Recevant des membres de l’Association des journalistes économiques libanais mardi au Grand sérail, le Premier ministre sortant, Nagib Mikati, s’est livré à une séance de questions-réponses au cours de laquelle il a principalement évoqué la situation au Liban-Sud et la crise que traverse le Liban depuis fin 2019.
Le chef du gouvernement a également évoqué et défendu le projet de loi regroupant le volet organisant la restructuration du secteur bancaire et la question de la répartition des plus de 70 milliards de dollars de pertes du pays. Un document de 60 pages que L’Orient-Le Jour a pu consulter le week-end dernier et dont nous avons exposé une partie des grandes lignes dans un article publié dimanche. « Que celui qui a une meilleure proposition la présente », a-t-il notamment lancé, en espérant que le projet passe rapidement le cap du Conseil des ministres puis du Parlement.
Selon Nagib Mikati, le projet de loi a été distribué aux ministres qui ont, sauf changement de programme, jusqu’au prochain Conseil des ministres (le jeudi 22 février) pour présenter leurs remarques. Celles-ci pourront servir de base à des amendements qui seront inclus dans la version définitive qui sera transmise au Parlement. « Nous avons déjà commencé à recevoir des commentaires et nous en discuterons lors de la séance (prévue). Cela constituera un point de départ pour aborder le dossier (lié à la crise financière) », a notamment indiqué Nagib Mikati. Il a aussi laissé entendre que le projet de loi établissant un contrôle formel des capitaux pourrait être fusionné à celui gérant la restructuration bancaire et la répartition des pertes.
Pas responsable du retard
Nagib Mikati a aussi répété à plusieurs reprises que son gouvernement n’était pas responsable du retard du Liban dans l’adoption des différentes lois attendues par les Fonds monétaire international (FMI) – dont les deux évoquées plus haut - depuis la signature de l’accord préliminaire entre le Liban et l’organisation en avril 2022.

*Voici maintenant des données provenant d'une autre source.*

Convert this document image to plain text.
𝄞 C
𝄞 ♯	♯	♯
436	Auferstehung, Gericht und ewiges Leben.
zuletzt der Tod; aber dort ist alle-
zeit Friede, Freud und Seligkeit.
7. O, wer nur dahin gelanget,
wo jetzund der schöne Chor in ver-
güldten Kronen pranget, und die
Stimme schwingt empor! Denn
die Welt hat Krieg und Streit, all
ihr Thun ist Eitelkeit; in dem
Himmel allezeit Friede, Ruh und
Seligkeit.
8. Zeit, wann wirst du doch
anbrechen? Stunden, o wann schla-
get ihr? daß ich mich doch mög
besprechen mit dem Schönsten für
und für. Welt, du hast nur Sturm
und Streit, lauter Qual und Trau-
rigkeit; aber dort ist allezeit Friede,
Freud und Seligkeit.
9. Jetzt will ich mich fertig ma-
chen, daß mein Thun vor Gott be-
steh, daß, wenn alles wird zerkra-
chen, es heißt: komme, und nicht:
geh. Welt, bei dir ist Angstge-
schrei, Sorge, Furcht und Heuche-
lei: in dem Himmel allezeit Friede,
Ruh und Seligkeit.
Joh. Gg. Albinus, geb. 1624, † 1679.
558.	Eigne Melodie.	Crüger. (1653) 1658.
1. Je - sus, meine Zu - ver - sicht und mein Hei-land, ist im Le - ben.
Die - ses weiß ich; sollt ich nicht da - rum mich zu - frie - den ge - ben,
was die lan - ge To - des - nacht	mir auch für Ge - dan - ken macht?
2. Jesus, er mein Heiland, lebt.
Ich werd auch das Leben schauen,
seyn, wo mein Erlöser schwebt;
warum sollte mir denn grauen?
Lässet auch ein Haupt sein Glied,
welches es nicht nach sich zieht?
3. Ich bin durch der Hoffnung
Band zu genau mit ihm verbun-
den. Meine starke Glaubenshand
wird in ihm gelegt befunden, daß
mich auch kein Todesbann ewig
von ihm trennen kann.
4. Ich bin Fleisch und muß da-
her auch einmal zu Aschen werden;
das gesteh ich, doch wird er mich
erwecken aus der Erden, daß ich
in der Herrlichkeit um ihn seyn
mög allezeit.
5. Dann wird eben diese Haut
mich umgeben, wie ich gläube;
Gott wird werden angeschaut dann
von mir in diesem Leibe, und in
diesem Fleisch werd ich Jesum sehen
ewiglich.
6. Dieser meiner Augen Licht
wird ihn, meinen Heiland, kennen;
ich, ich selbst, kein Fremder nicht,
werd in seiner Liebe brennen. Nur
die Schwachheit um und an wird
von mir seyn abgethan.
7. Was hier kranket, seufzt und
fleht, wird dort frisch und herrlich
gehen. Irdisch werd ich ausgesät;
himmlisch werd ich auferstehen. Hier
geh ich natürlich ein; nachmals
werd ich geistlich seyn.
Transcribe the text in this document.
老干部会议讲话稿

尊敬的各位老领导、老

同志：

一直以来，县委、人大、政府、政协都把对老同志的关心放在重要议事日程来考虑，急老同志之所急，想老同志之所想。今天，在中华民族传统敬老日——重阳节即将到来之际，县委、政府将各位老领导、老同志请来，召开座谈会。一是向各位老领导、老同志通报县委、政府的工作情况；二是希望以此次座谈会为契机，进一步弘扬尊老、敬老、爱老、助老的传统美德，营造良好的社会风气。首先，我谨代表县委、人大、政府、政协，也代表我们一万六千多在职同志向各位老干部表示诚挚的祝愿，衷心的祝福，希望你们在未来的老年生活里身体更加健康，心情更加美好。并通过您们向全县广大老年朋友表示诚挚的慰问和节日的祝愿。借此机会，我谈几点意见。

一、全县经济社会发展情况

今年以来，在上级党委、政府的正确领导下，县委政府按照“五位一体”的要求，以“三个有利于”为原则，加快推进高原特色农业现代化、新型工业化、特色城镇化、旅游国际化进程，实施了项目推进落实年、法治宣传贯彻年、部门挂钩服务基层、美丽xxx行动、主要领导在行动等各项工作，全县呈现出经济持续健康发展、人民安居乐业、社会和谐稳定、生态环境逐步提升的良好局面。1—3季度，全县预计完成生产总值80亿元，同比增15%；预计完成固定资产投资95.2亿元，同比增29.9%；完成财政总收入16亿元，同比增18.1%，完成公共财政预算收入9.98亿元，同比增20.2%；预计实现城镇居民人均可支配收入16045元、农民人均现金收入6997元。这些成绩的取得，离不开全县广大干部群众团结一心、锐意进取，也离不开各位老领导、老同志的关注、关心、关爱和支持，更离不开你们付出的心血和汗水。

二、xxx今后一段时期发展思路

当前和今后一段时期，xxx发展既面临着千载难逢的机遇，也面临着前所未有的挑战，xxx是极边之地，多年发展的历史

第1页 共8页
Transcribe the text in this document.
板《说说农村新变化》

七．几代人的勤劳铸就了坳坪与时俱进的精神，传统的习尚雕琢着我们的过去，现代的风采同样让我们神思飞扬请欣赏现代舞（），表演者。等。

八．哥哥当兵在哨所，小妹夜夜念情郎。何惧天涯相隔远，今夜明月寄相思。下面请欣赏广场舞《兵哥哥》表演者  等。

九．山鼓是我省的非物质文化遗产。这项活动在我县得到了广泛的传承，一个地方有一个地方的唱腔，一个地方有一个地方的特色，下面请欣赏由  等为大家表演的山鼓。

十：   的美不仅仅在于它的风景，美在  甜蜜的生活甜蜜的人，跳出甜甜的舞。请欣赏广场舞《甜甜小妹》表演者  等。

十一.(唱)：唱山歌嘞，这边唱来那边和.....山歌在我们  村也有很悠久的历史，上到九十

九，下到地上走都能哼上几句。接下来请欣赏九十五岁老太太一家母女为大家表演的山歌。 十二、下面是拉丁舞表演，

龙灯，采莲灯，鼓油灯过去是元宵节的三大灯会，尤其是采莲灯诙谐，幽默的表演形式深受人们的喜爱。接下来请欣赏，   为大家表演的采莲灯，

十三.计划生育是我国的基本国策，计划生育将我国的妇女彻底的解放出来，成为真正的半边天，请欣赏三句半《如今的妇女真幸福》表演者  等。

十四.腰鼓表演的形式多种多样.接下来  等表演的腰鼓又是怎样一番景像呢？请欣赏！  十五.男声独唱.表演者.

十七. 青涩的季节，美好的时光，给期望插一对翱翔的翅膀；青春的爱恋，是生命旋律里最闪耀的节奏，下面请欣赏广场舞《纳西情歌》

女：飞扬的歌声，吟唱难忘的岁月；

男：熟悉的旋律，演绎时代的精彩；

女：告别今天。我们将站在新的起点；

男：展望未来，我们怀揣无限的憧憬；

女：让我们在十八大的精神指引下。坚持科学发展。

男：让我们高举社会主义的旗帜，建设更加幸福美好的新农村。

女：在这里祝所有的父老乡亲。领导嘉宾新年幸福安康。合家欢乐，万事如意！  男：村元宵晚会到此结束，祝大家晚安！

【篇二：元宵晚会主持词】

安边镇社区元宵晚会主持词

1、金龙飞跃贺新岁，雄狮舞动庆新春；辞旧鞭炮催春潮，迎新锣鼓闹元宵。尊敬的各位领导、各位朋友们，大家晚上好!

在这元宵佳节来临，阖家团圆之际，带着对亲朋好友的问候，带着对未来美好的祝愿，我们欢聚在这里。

« Le Liban fait face à de nombreux défis et nous faisons tout ce qui est en notre pouvoir pour persévérer et le mettre définitivement sur la voie du redressement. En 2022, nous avons préparé un plan et l'avons envoyé au Parlement, mais malheureusement, seuls quelques députés l'ont lu », a-t-il notamment assuré.
Assurant être conscient que les déposants, qui ont vu leurs fonds en devises bloqués de manière illégale ces quatre dernières années, n’étaient « pas responsables » des causes qui ont provoqué la crise financière du pays, le Premier ministre a indiqué que le pays était malgré tout « confronté à une réalité avec laquelle les autorités devaient composer pour trouver une solution logique ». « Où pouvons-nous chercher l'argent nécessaire pour rembourser tous les dépôts tout de suite quand 140 milliards de dollars se sont évaporés du pays ? », s'est-il notamment exclamé. Il a attribué les causes de cette situation à plusieurs années de mauvais choix de politique budgétaire financière et monétaire au Liban (pour rappel, il a déjà été Premier ministre d'avril à juillet 2005 et de juin 2011 à février 2014), amplifiés par le Covid-19 et la double explosion au port en 2020. "Tout, dans le pays, a été affecté", a-t-il encore constaté.
Nagib Mikati a également défendu le volet consistant à confier la gestion « des actifs non-productifs » de l’État au privé, ce qui ferait de cette mesure une composante essentielle de la stratégie visant à traiter la question des pertes financières. Il a assuré que le FMIl n’y serait pas opposé tant qu’il s’agit d’actifs « non-productifs ».
Ce qu'en pense le FMI
Contactée, la représentation du FMI au Liban nous a renvoyé à son précédent rapport sur le Liban publié en juin 2023 dans le cadre de sa mission de surveillance de ses États membres prévue à l'article IV de ses statuts.
* Sur la question de la gestion privée et professionnelle des entreprises d'État, le FMI considère (page 23) que « de vastes réformes des entreprises d'État sont nécessaires pour améliorer leur gouvernance, leur viabilité opérationnelle et limiter les risques budgétaires » lié à leur exploitation. Le Fonds fait ici référence à la possibilité qu'elle perdent de l'argent et qu'elles aient donc besoin d'être renflouées par l'État.
Il appelle aussi à « professionnaliser leur gestion», à renforcer leurs conseils d'administration, à les rendre plus transparentes, à mettre en place des leviers permettant d'engager la responsabilité de leurs gestionnaires ou encore à les protéger des ingérences politiques. Il suggère enfin de les placer sous la surveillance du ministère des Finances.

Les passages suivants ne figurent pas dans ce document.